However, such a conventional method is disadvantageous in that the vibration generated by the vibration generator or the air nozzle is so severe that it hinders the working environment and it is difficult for the feeding to be completed to a precise position (reliability problem), and the feeding device takes more space than necessary There is a problem.

In order to solve the above-mentioned problems, the object of the present invention is as follows.

First, it is an object of the present invention to provide a comfortable working environment by minimizing generation of noise accompanied by automatic feeding.

It is another object of the present invention to provide a means for automatically feeding an electronic component to an accurate position through direct close transfer of the electronic component.

third. It is a further object of the present invention to provide a means for minimizing the space occupied by the feeding device and maximizing the quantity of electronic components to be loaded once.

Technical features of the present invention are as follows.

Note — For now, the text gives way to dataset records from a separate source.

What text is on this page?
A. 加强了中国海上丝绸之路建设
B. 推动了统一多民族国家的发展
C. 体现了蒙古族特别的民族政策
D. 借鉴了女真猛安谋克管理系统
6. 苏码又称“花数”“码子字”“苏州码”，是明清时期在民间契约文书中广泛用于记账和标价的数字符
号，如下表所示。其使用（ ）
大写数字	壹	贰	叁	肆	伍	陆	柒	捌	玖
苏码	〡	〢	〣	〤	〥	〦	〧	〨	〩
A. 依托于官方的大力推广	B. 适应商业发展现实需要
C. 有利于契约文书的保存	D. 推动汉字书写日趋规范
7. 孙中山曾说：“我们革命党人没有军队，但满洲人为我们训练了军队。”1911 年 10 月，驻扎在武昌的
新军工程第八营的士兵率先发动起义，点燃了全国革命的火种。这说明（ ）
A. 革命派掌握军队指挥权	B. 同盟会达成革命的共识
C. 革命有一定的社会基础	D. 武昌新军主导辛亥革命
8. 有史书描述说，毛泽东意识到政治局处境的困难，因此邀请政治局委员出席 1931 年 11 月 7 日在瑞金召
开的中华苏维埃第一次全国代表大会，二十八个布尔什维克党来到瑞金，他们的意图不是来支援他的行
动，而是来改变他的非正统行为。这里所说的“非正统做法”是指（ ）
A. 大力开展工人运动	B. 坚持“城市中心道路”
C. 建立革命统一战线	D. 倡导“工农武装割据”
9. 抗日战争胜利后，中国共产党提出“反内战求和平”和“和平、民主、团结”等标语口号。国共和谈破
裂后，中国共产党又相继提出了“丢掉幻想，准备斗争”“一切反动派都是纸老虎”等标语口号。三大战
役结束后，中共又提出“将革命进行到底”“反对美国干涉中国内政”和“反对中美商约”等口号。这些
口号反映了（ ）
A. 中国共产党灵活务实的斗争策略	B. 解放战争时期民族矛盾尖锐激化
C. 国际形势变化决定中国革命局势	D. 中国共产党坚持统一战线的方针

The present invention relates to a lower body (100); The first tube loading chamber 210 and the second tube loading chamber 220 are divided into a first tube loading chamber 210 and a second tube loading chamber 220 by a partition wall 230, A tube 11 filled with an electronic component is loaded in the first tube loading chamber 210 and a tube 11 loaded and unloaded from the first tube loading chamber 210 is loaded into the second tube loading chamber 220, A tube stacking tray 200 in which the tube 11 in which feeding is completed and the electronic parts are exhausted is accommodated; A roller 310 installed at a front end of the lower main body 100 and rotated by a motor 315; And the upper end portion 321 enters the tube 11 loaded on the bottom of the second tube loading chamber 220 of the tube loading tray 200 to move the electronic part And the lower end portion 322 is accommodated in the guide tube 330 installed along the longitudinal direction along the lower main body 100; And a second cylinder 420 installed at the rear end of the lower main body 100 to push the electronic component horizontally moved by the component transfer member 320 upward to the feeding position .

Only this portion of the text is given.